The barb of Gemini I
A decanic introduction to the Eight of Swords, blurring boundaries, and some thoughts on Haneke films
Visually, the Eight of Swords from the Waite-Smith deck has always screamed mental illness! bad brain! self-undoing! at me, though in practice, drawing this card more often than not indicates, for me, that physical malady has come to visit my body or the bodies of those for whom I care.
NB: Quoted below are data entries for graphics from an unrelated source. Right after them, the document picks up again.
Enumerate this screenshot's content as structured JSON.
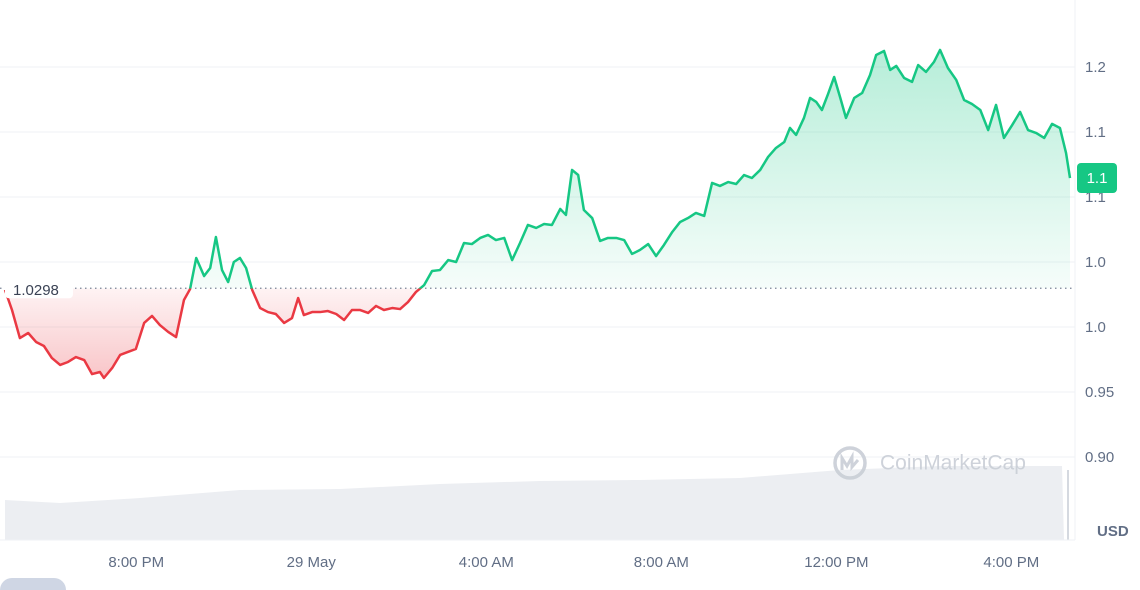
{
  "chart_data": {
    "type": "line",
    "x": [
      17.0,
      17.16,
      17.34,
      17.53,
      17.71,
      17.89,
      18.07,
      18.26,
      18.44,
      18.62,
      18.81,
      18.99,
      19.17,
      19.26,
      19.45,
      19.63,
      19.81,
      19.99,
      20.18,
      20.36,
      20.54,
      20.73,
      20.91,
      21.09,
      21.23,
      21.37,
      21.55,
      21.69,
      21.82,
      21.96,
      22.1,
      22.23,
      22.37,
      22.51,
      22.65,
      22.83,
      23.01,
      23.19,
      23.38,
      23.56,
      23.7,
      23.83,
      24.02,
      24.2,
      24.38,
      24.57,
      24.75,
      24.93,
      25.11,
      25.3,
      25.48,
      25.66,
      25.85,
      26.03,
      26.21,
      26.39,
      26.58,
      26.76,
      26.94,
      27.13,
      27.31,
      27.49,
      27.67,
      27.86,
      28.04,
      28.22,
      28.41,
      28.59,
      28.77,
      28.95,
      29.14,
      29.32,
      29.5,
      29.69,
      29.82,
      29.96,
      30.1,
      30.23,
      30.42,
      30.6,
      30.78,
      30.97,
      31.15,
      31.33,
      31.51,
      31.7,
      31.88,
      32.06,
      32.25,
      32.43,
      32.61,
      32.79,
      32.98,
      33.16,
      33.34,
      33.53,
      33.71,
      33.89,
      34.07,
      34.26,
      34.44,
      34.62,
      34.81,
      34.94,
      35.08,
      35.26,
      35.4,
      35.54,
      35.67,
      35.81,
      35.95,
      36.09,
      36.22,
      36.41,
      36.59,
      36.77,
      36.91,
      37.09,
      37.23,
      37.37,
      37.55,
      37.73,
      37.87,
      38.05,
      38.23,
      38.37,
      38.55,
      38.74,
      38.92,
      39.1,
      39.29,
      39.47,
      39.65,
      39.83,
      40.02,
      40.2,
      40.38,
      40.57,
      40.75,
      40.93,
      41.11,
      41.25,
      41.34
    ],
    "values": [
      1.0285,
      1.0131,
      0.9915,
      0.9954,
      0.9885,
      0.9854,
      0.9762,
      0.9708,
      0.9731,
      0.9769,
      0.9746,
      0.9638,
      0.9654,
      0.9608,
      0.9685,
      0.9785,
      0.9808,
      0.9831,
      1.0031,
      1.0085,
      1.0015,
      0.9962,
      0.9923,
      1.0208,
      1.0292,
      1.0531,
      1.0392,
      1.0454,
      1.0692,
      1.0438,
      1.0346,
      1.05,
      1.0531,
      1.0454,
      1.0285,
      1.0146,
      1.0115,
      1.01,
      1.0031,
      1.0069,
      1.0223,
      1.0092,
      1.0115,
      1.0115,
      1.0123,
      1.01,
      1.0054,
      1.0131,
      1.0131,
      1.0108,
      1.0162,
      1.0131,
      1.0146,
      1.0138,
      1.0192,
      1.0269,
      1.0323,
      1.0431,
      1.0438,
      1.0515,
      1.05,
      1.0646,
      1.0638,
      1.0685,
      1.0708,
      1.0669,
      1.0685,
      1.0515,
      1.0646,
      1.0785,
      1.0762,
      1.0792,
      1.0785,
      1.0908,
      1.0862,
      1.1208,
      1.1169,
      1.09,
      1.0838,
      1.0662,
      1.0685,
      1.0685,
      1.0669,
      1.0562,
      1.0592,
      1.0638,
      1.0546,
      1.0631,
      1.0731,
      1.0808,
      1.0838,
      1.0877,
      1.0854,
      1.1108,
      1.1085,
      1.1115,
      1.11,
      1.1169,
      1.1146,
      1.1208,
      1.1308,
      1.1377,
      1.1423,
      1.1531,
      1.1477,
      1.1608,
      1.1762,
      1.1731,
      1.1669,
      1.1792,
      1.1923,
      1.1762,
      1.1608,
      1.1762,
      1.18,
      1.1938,
      1.2092,
      1.2123,
      1.1977,
      1.2008,
      1.1915,
      1.1885,
      1.2015,
      1.1962,
      1.2038,
      1.2131,
      1.1992,
      1.19,
      1.1746,
      1.1715,
      1.1669,
      1.1515,
      1.1708,
      1.1454,
      1.1554,
      1.1654,
      1.1515,
      1.1492,
      1.1454,
      1.1562,
      1.1531,
      1.1338,
      1.1146
    ],
    "baseline": 1.0298,
    "current_price": {
      "value": 1.1146,
      "label": "1.1"
    },
    "up_color": "#16c784",
    "down_color": "#ea3943",
    "xlim": [
      17,
      41.34
    ],
    "xticks": [
      {
        "value": 20,
        "label": "8:00 PM"
      },
      {
        "value": 24,
        "label": "29 May"
      },
      {
        "value": 28,
        "label": "4:00 AM"
      },
      {
        "value": 32,
        "label": "8:00 AM"
      },
      {
        "value": 36,
        "label": "12:00 PM"
      },
      {
        "value": 40,
        "label": "4:00 PM"
      }
    ],
    "ylim": [
      0.8362,
      1.2515
    ],
    "yticks": [
      1.2,
      {
        "value": 1.15,
        "label": "1.1"
      },
      1.1,
      {
        "value": 1.05,
        "label": "1.0"
      },
      {
        "value": 1,
        "label": "1.0"
      },
      0.95,
      {
        "value": 0.9,
        "label": "0.90"
      }
    ],
    "y_unit": "USD",
    "watermark": "CoinMarketCap",
    "grid": true
  }
}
This makes sense, though, if we think about the attendant anxieties and interruptions that crop up around sickness—or if we think about the tarot itself as one of the ways we can discard the mind-body split and instead peer deeper into the unknowable connections between the aches and pains of joints and disease and the anxious disquiet that weaves its way into our internal narration about the sick body. Most contemporary readings of the blindfolded woman on the Eight of Swords card discuss her temporary entrapment, how she can easily free herself if she’d just give up the grip on her own sense of helplessness.
These interpretations are sometimes helpful for me on days when I need a reminder that I’m leaning heavily on my own sense of victimhood as a paradoxical way of manipulating future outcomes in my favor. (Sometimes, indeed, I worry this whole newsletter is an Eight of Swords exercise in this vein: See my shitty illness, read my sad words, help me pay my bills, oh god!) But what these interpretations ignore is that choosing to do something different with your brain takes an immense amount of effort, and not all of it mental. This is why people end up in isolated treatment centers—changing harmful thought patterns, ways of living, requires repetition and bodily strength alongside the Herculean self-awareness, and taking these tasks on alone, amidst the detritus of daily life under late pandemic capitalism, can feel like willingly yanking those swords out of the ground, sure. But only to then use them to stab yourself over and over in your still blindfolded face.